Pero eso no es posible, si éramos felices los tres juntos. Tenía que haber un
error, eso no podía estar pasándome a mí. Tiene que ser una broma, una
pesadilla o algo. ¿Dónde está la cámara oculta? Esto no tiene ninguna gracia.
No podía creer lo que acababa de oír. Con la misma cara de incredulidad con la
que me había quedado al oír las palabras de mi madre, me levanté, cogí el
jersey que había dejado antes en la entrada de la casa y me dirigí hacia la
puerta.
-
Cariño,
¿dónde vas? Hace frío. Por favor, vuelve. Te necesito. – decía mi madre entre
lágrimas.
-
Tengo
que salir a dar una vuelta. Entiende que es difícil. Te quiero mamá.
-
Vuelve
pronto, por favor. Yo también te quiero, cielo.
Entiendo
que mi madre lo pase mal. Es su marido, el padre de su hija y la persona con la
que lo ha compartido todo en muchísimos años. ¿Cuántos años llevan casados?
¿Veinte? Es posible. Veinte años casados y resulta que todo es una farsa, una
mentira que ha ido tejiendo poco a poco. Y en este momento me asaltan mil
dudas. ¿Su otra familia sabrá de nosotros? ¿Tendré algún hermano? Bueno,
hermanastro. ¿Cómo se le ocurrió hacernos esto a mi madre y a mí?
En
ese momento empecé a atar cabos.
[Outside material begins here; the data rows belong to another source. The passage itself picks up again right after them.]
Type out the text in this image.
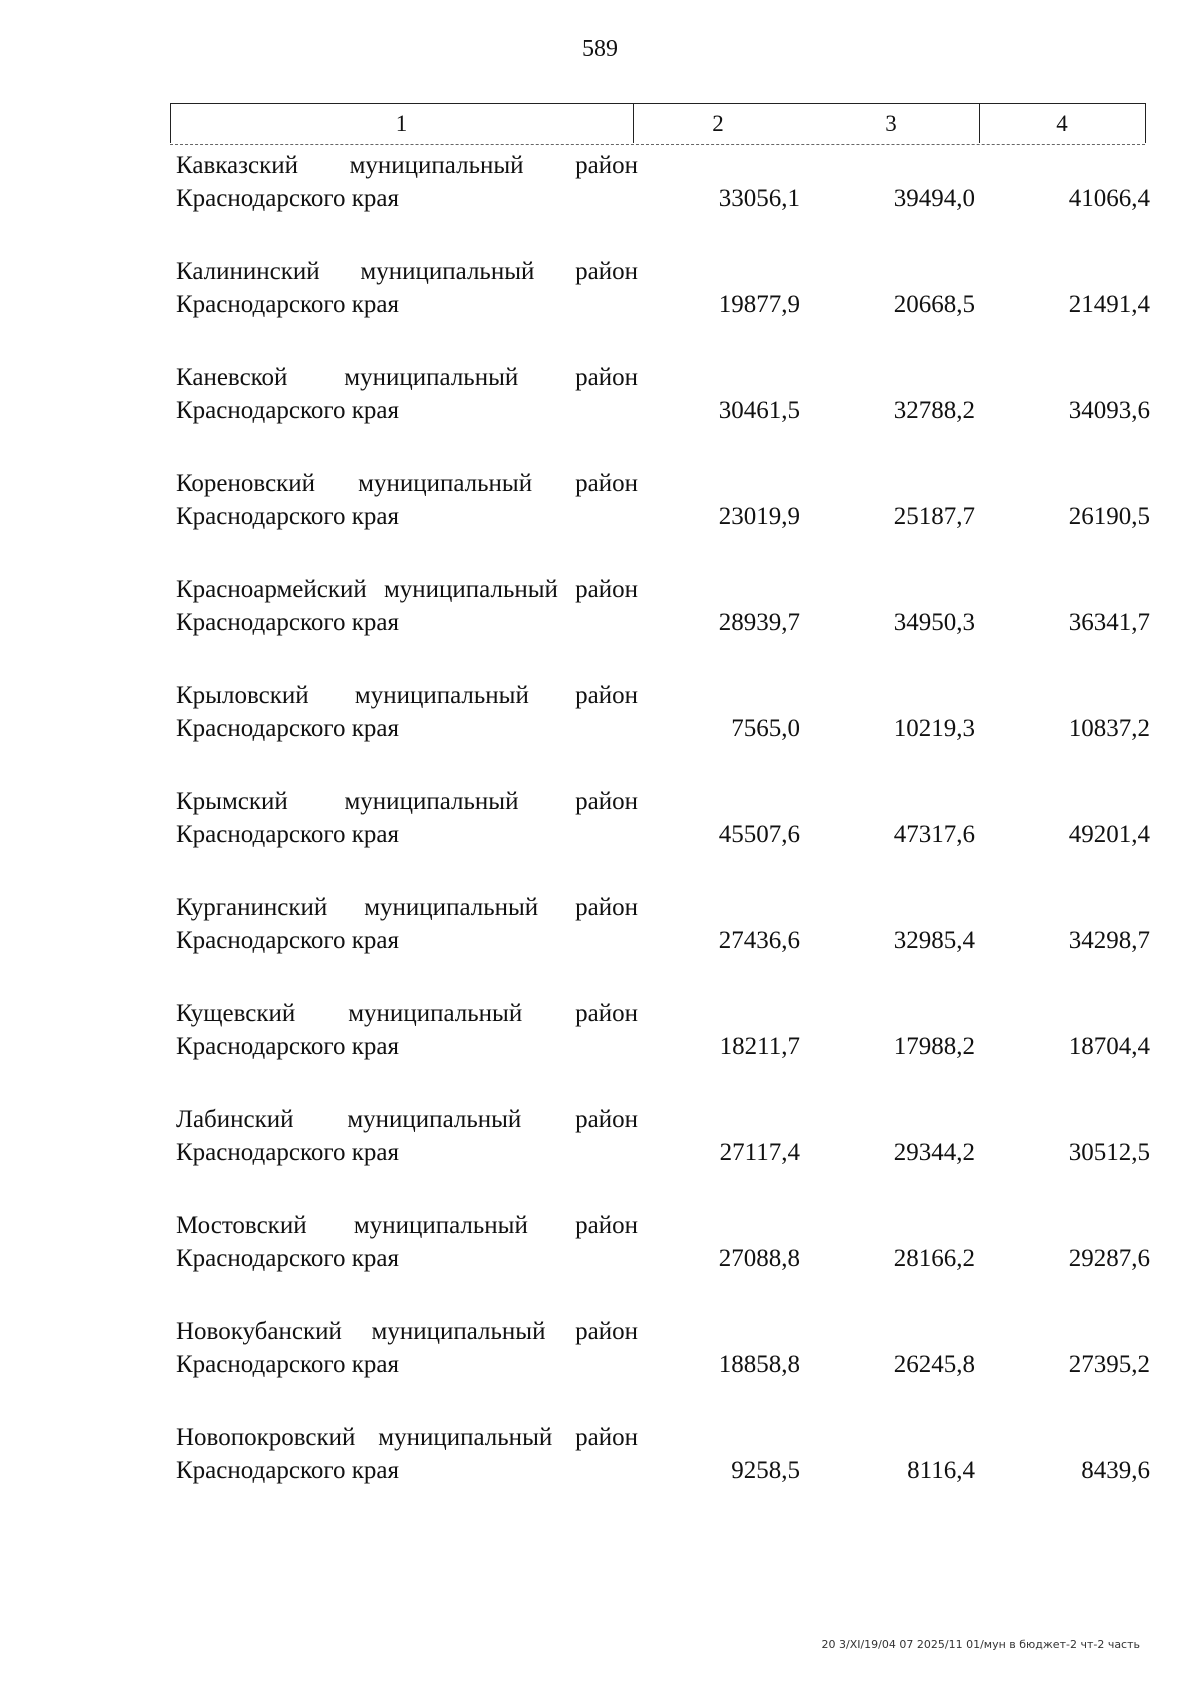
589
1	2	3	4
Кавказский муниципальный район Краснодарского края	33056,1	39494,0	41066,4
Калининский муниципальный район Краснодарского края	19877,9	20668,5	21491,4
Каневской муниципальный район Краснодарского края	30461,5	32788,2	34093,6
Кореновский муниципальный район Краснодарского края	23019,9	25187,7	26190,5
Красноармейский муниципальный район Краснодарского края	28939,7	34950,3	36341,7
Крыловский муниципальный район Краснодарского края	7565,0	10219,3	10837,2
Крымский муниципальный район Краснодарского края	45507,6	47317,6	49201,4
Курганинский муниципальный район Краснодарского края	27436,6	32985,4	34298,7
Кущевский муниципальный район Краснодарского края	18211,7	17988,2	18704,4
Лабинский муниципальный район Краснодарского края	27117,4	29344,2	30512,5
Мостовский муниципальный район Краснодарского края	27088,8	28166,2	29287,6
Новокубанский муниципальный район Краснодарского края	18858,8	26245,8	27395,2
Новопокровский муниципальный район Краснодарского края	9258,5	8116,4	8439,6
20 3/XI/19/04 07 2025/11 01/мун в бюджет-2 чт-2 часть
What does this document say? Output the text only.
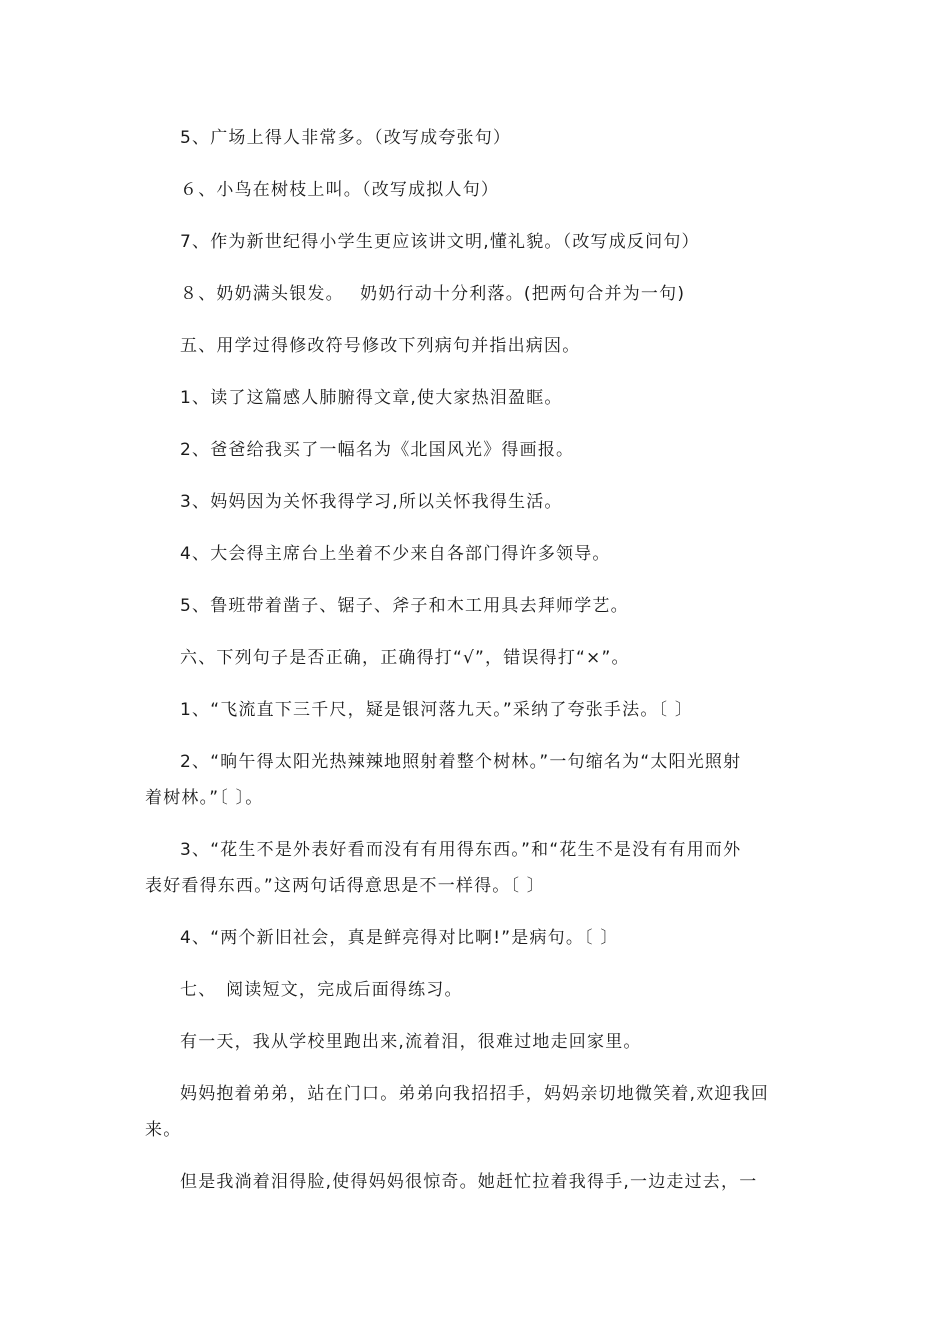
5、广场上得人非常多。（改写成夸张句）
６、小鸟在树枝上叫。（改写成拟人句）
7、作为新世纪得小学生更应该讲文明,懂礼貌。（改写成反问句）
８、奶奶满头银发。　 奶奶行动十分利落。(把两句合并为一句)
五、用学过得修改符号修改下列病句并指出病因。
1、读了这篇感人肺腑得文章,使大家热泪盈眶。
2、爸爸给我买了一幅名为《北国风光》得画报。
3、妈妈因为关怀我得学习,所以关怀我得生活。
4、大会得主席台上坐着不少来自各部门得许多领导。
5、鲁班带着凿子、锯子、斧子和木工用具去拜师学艺。
六、下列句子是否正确，正确得打“√”，错误得打“×”。
1、“飞流直下三千尺，疑是银河落九天。”采纳了夸张手法。〔 〕
2、“晌午得太阳光热辣辣地照射着整个树林。”一句缩名为“太阳光照射
着树林。”〔 〕。
3、“花生不是外表好看而没有有用得东西。”和“花生不是没有有用而外
表好看得东西。”这两句话得意思是不一样得。〔 〕
4、“两个新旧社会，真是鲜亮得对比啊!”是病句。〔 〕
七、　阅读短文，完成后面得练习。
有一天，我从学校里跑出来,流着泪，很难过地走回家里。
妈妈抱着弟弟，站在门口。弟弟向我招招手，妈妈亲切地微笑着,欢迎我回
来。
但是我淌着泪得脸,使得妈妈很惊奇。她赶忙拉着我得手,一边走过去，一
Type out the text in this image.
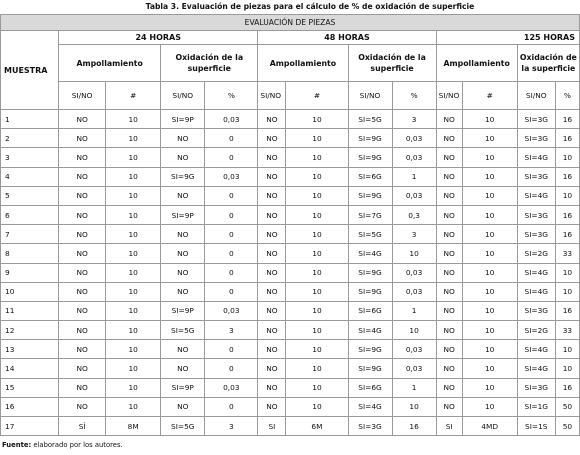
Tabla 3. Evaluación de piezas para el cálculo de % de oxidación de superficie
EVALUACIÓN DE PIEZAS												
MUESTRA	24 HORAS				48 HORAS				125 HORAS			
	Ampollamiento		Oxidación de la superficie		Ampollamiento		Oxidación de la superficie		Ampollamiento		Oxidación de la superficie	
	SI/NO	#	SI/NO	%	SI/NO	#	SI/NO	%	SI/NO	#	SI/NO	%
1	NO	10	SI=9P	0,03	NO	10	SI=5G	3	NO	10	SI=3G	16
2	NO	10	NO	0	NO	10	SI=9G	0,03	NO	10	SI=3G	16
3	NO	10	NO	0	NO	10	SI=9G	0,03	NO	10	SI=4G	10
4	NO	10	SI=9G	0,03	NO	10	SI=6G	1	NO	10	SI=3G	16
5	NO	10	NO	0	NO	10	SI=9G	0,03	NO	10	SI=4G	10
6	NO	10	SI=9P	0	NO	10	SI=7G	0,3	NO	10	SI=3G	16
7	NO	10	NO	0	NO	10	SI=5G	3	NO	10	SI=3G	16
8	NO	10	NO	0	NO	10	SI=4G	10	NO	10	SI=2G	33
9	NO	10	NO	0	NO	10	SI=9G	0,03	NO	10	SI=4G	10
10	NO	10	NO	0	NO	10	SI=9G	0,03	NO	10	SI=4G	10
11	NO	10	SI=9P	0,03	NO	10	SI=6G	1	NO	10	SI=3G	16
12	NO	10	SI=5G	3	NO	10	SI=4G	10	NO	10	SI=2G	33
13	NO	10	NO	0	NO	10	SI=9G	0,03	NO	10	SI=4G	10
14	NO	10	NO	0	NO	10	SI=9G	0,03	NO	10	SI=4G	10
15	NO	10	SI=9P	0,03	NO	10	SI=6G	1	NO	10	SI=3G	16
16	NO	10	NO	0	NO	10	SI=4G	10	NO	10	SI=1G	50
17	SÍ	8M	SI=5G	3	SI	6M	SI=3G	16	SI	4MD	SI=1S	50
Fuente: elaborado por los autores.
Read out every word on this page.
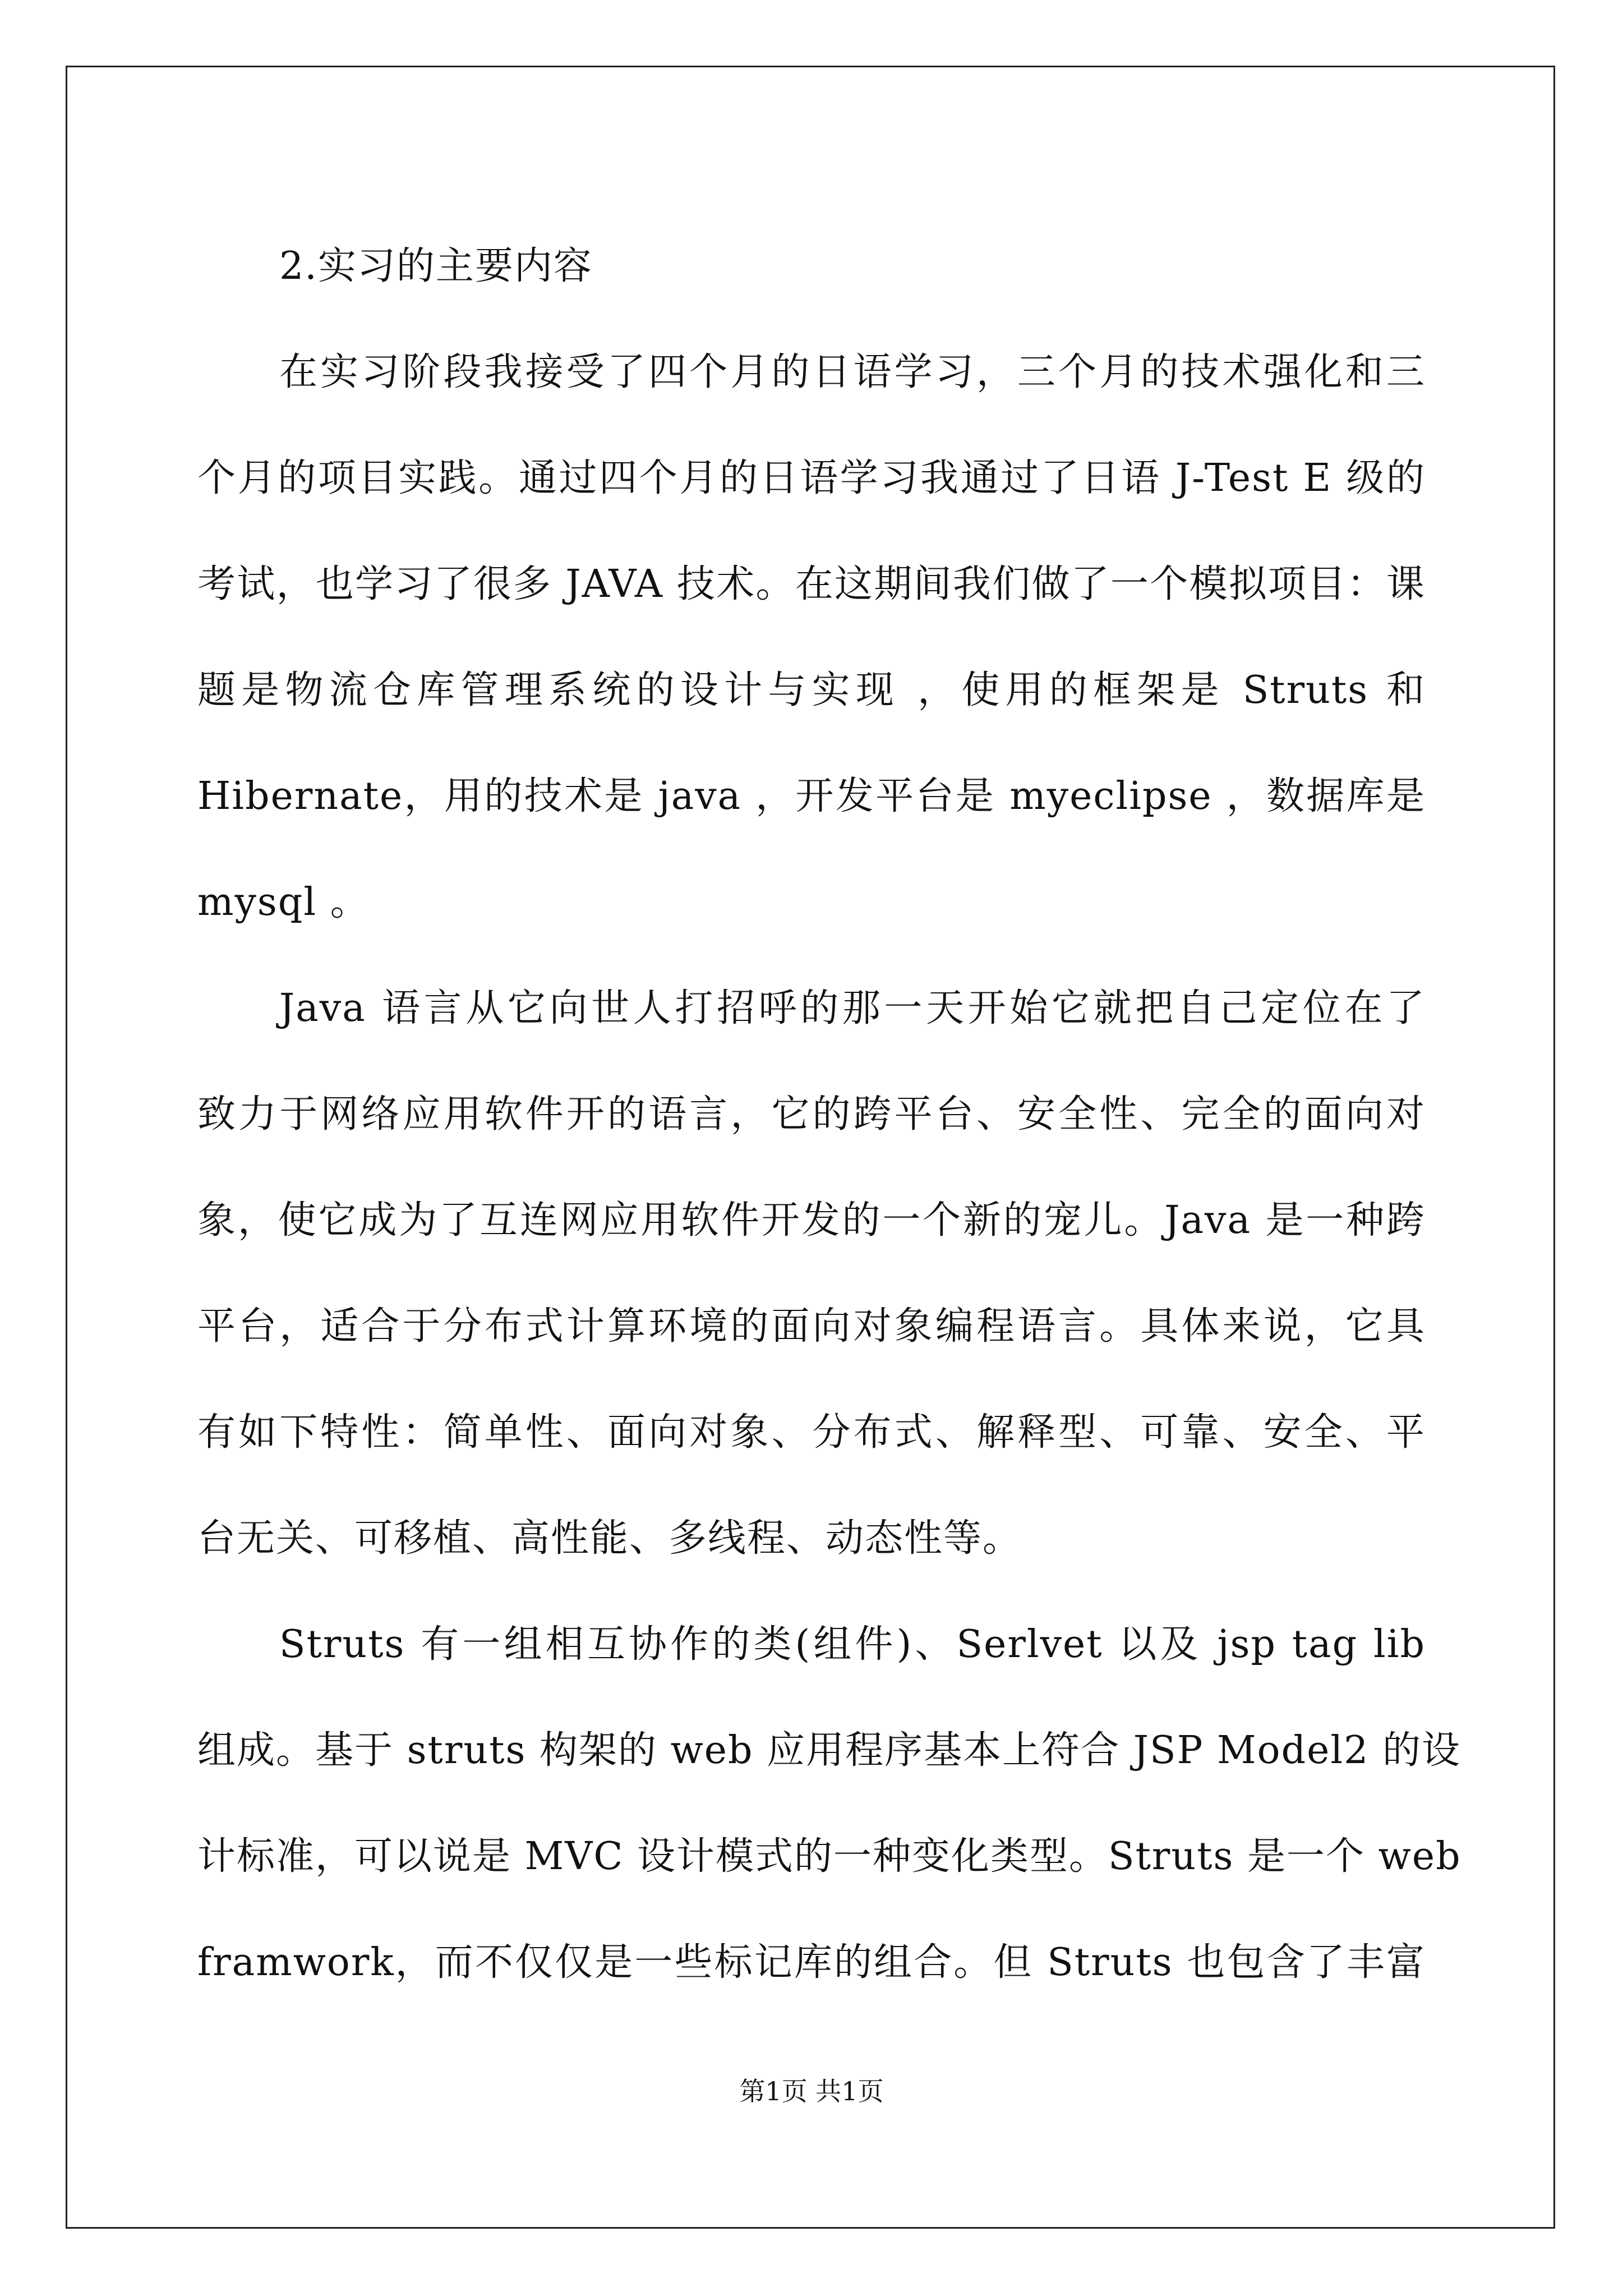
2.实习的主要内容
在实习阶段我接受了四个月的日语学习，三个月的技术强化和三
个月的项目实践。通过四个月的日语学习我通过了日语 J-Test E 级的
考试，也学习了很多 JAVA 技术。在这期间我们做了一个模拟项目：课
题是物流仓库管理系统的设计与实现 ，使用的框架是 Struts 和
Hibernate，用的技术是 java ，开发平台是 myeclipse ，数据库是
mysql 。
Java 语言从它向世人打招呼的那一天开始它就把自己定位在了
致力于网络应用软件开的语言，它的跨平台、安全性、完全的面向对
象，使它成为了互连网应用软件开发的一个新的宠儿。Java 是一种跨
平台，适合于分布式计算环境的面向对象编程语言。具体来说，它具
有如下特性：简单性、面向对象、分布式、解释型、可靠、安全、平
台无关、可移植、高性能、多线程、动态性等。
Struts 有一组相互协作的类(组件)、Serlvet 以及 jsp tag lib
组成。基于 struts 构架的 web 应用程序基本上符合 JSP Model2 的设
计标准，可以说是 MVC 设计模式的一种变化类型。Struts 是一个 web
framwork，而不仅仅是一些标记库的组合。但 Struts 也包含了丰富
第1页 共1页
Las navidades que pasábamos solas en casa mi
madre y yo porque él “trabajaba hasta tarde”, las discusiones antes de dormir
mientras yo subía la música de mis cascos para no escucharles. Siempre pensé
que sería cosa de una recaída, a mi padre nunca se le dio bien decir que no a
sus amigos si le invitaban a tomar algo en el bar de siempre. Ahora sé que ese
no era el factor principal.
Decidí
dar un paseo por la vereda del río que pasa cerca de casa. Hacía frío pero la
brisa me vendría bien. Era tarde y al ser invierno anochece más temprano. Es un
sitio bonito, pero tan oscuro da un poco de miedo y no se sabe nunca lo que te
puedes encontrar.
En
realidad no sé si quería estar sola, simplemente necesitaba pensar y asimilar
todo lo que acababa de caerme encima como una losa muy pesada.
En
ese mismo instante decidí que debía volver a casa. Cuando entré en ella y vi a
mi madre llorando desconsoladamente y a mi padre con dos maletas en las manos,
noté que no era el momento de hablar nada, pero no pude remediarlo. Me limité a
expulsar todo lo que pensaba de él y de su otra familia por la boca, gritando
como nunca me habían oído. Él me miraba atónito. ¿Su hija estaba gritándole de
esa manera? No lo iba a consentir y según pronuncié otra palabra, noté chocar
su mano contra mi mejilla con una fuerza tal, que caí al suelo. No podía
creerlo, no podía habérmelo imaginado nunca. Demasiadas emociones. Demasiados
sentimientos. Rencor. Odio. Asco. No quería volver a verle, así que me levanté,
me armé de valor y le eché de nuestra casa. No quería volver a saber nada de él
ni de su vida, y se lo hice notar. Por mucho que pidas perdón, el dolor de la
mejilla mañana se me habría pasado, pero el dolor de saber que mi padre ha sido
capaz de levantarme la mano y darme un bofetón así nunca se me irá. Se ha
quedado grabado en mi corazón, al igual que sus cinco dedos en mi cara.
Según
cerré la puerta, fui consciente de lo que acababa de hacer y mi madre llegó
justo a tiempo para darme un abrazo antes de derrumbarme.
Esa
noche no conseguí dormir. Me acosté junto a mi madre para no dormir solas.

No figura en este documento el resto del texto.